Download or read book Aphra Behn written by Mary Ann O'Donnell and published by Routledge. This book was released on 2017-03-02 with total page 727 pages. Available in PDF, EPUB and Kindle. Book excerpt: This annotated bibliography constitutes a thoroughly revised and more easily readable study of Behn's publications, of those edited or translated by her, of publications that included her works, and of writings ascribed to her, along with an annotated bibliography of over 1600 works about her from 1671 to 2001, with an unannotated update covering 2002. The augmented primary bibliography describes all known editions and issues of her works to 1702, and adds a catalogue of editions to 2002, including on-line sources. The secondary bibliography adds close to 1000 items published since 1984 to the original 600 of the first edition along with about 175 more from 1671 to 1984, with attention to materials not in English. New appendices include a list of dedicatees, actors, recent productions (with reviews), and provenances.

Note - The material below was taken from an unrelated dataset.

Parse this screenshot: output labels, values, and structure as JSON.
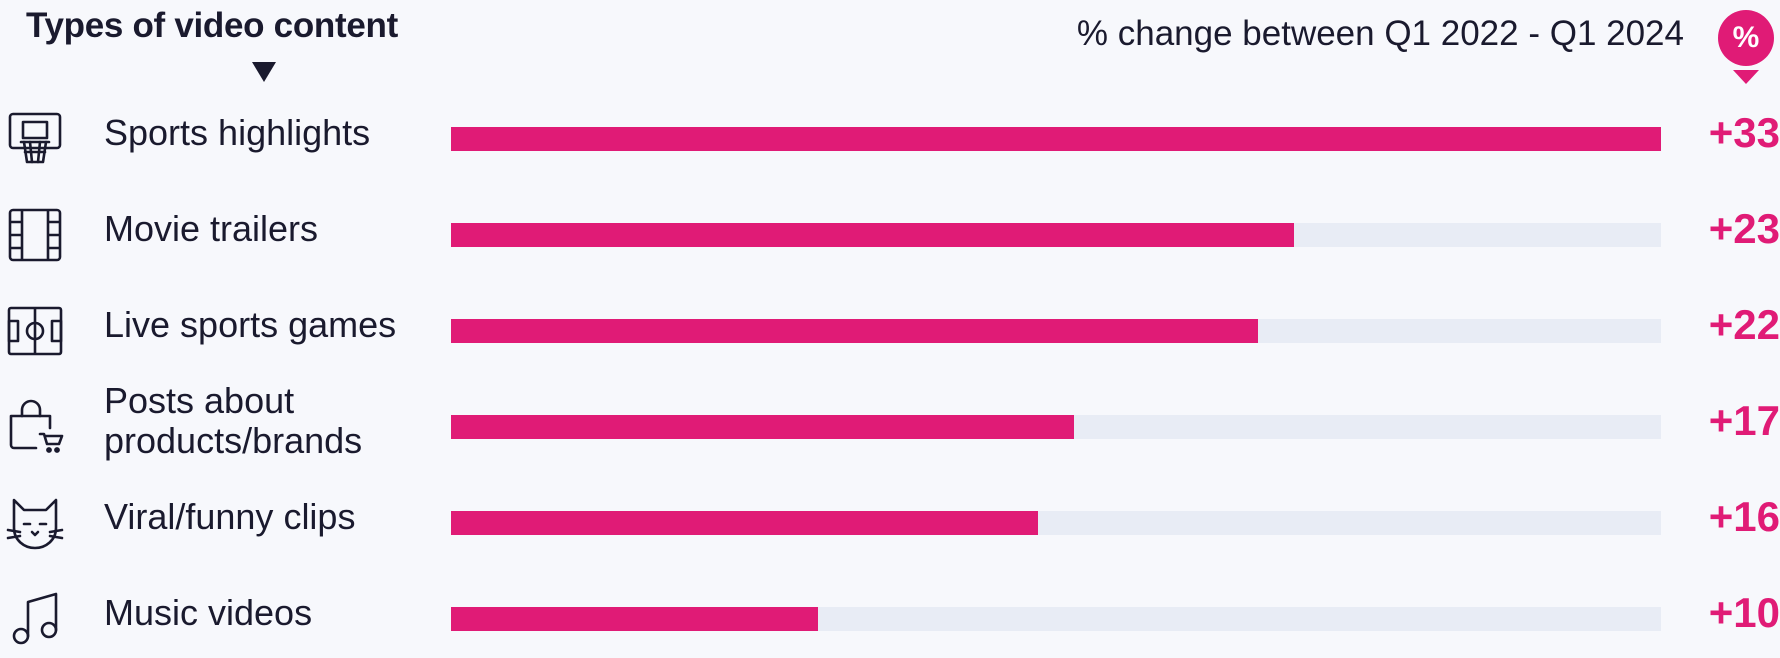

This volume will be invaluable for book dealers, collectors and librarians, as well as students and scholars of Aphra Behn and of Restoration literature.

Book Constructions of Female Homoeroticism in Early Modern Drama

Download or read book Constructions of Female Homoeroticism in Early Modern Drama written by D. Walen and published by Springer. This book was released on 2005-09-16 with total page 230 pages. Available in PDF, EPUB and Kindle. Book excerpt: This book explores representations of love and desire between female characters in nearly seventy plays written between 1580 and 1660. The work argues that playwrights of late sixteenth- and early seventeenth-century England recognized and constructed richly diverse tropes of female homoerotic desire. Writers place female characters in erotic situations with other female characters in playful scenarios of mistaken identity, in anxious moments of amorous intrigue, in predatory situations and in enthusiastic, utopian representations of romantic love. These plays indicate an awareness of female homoeroticism in early modern England and belie statements that literary evidence of homosexuality was concerned primarily with men.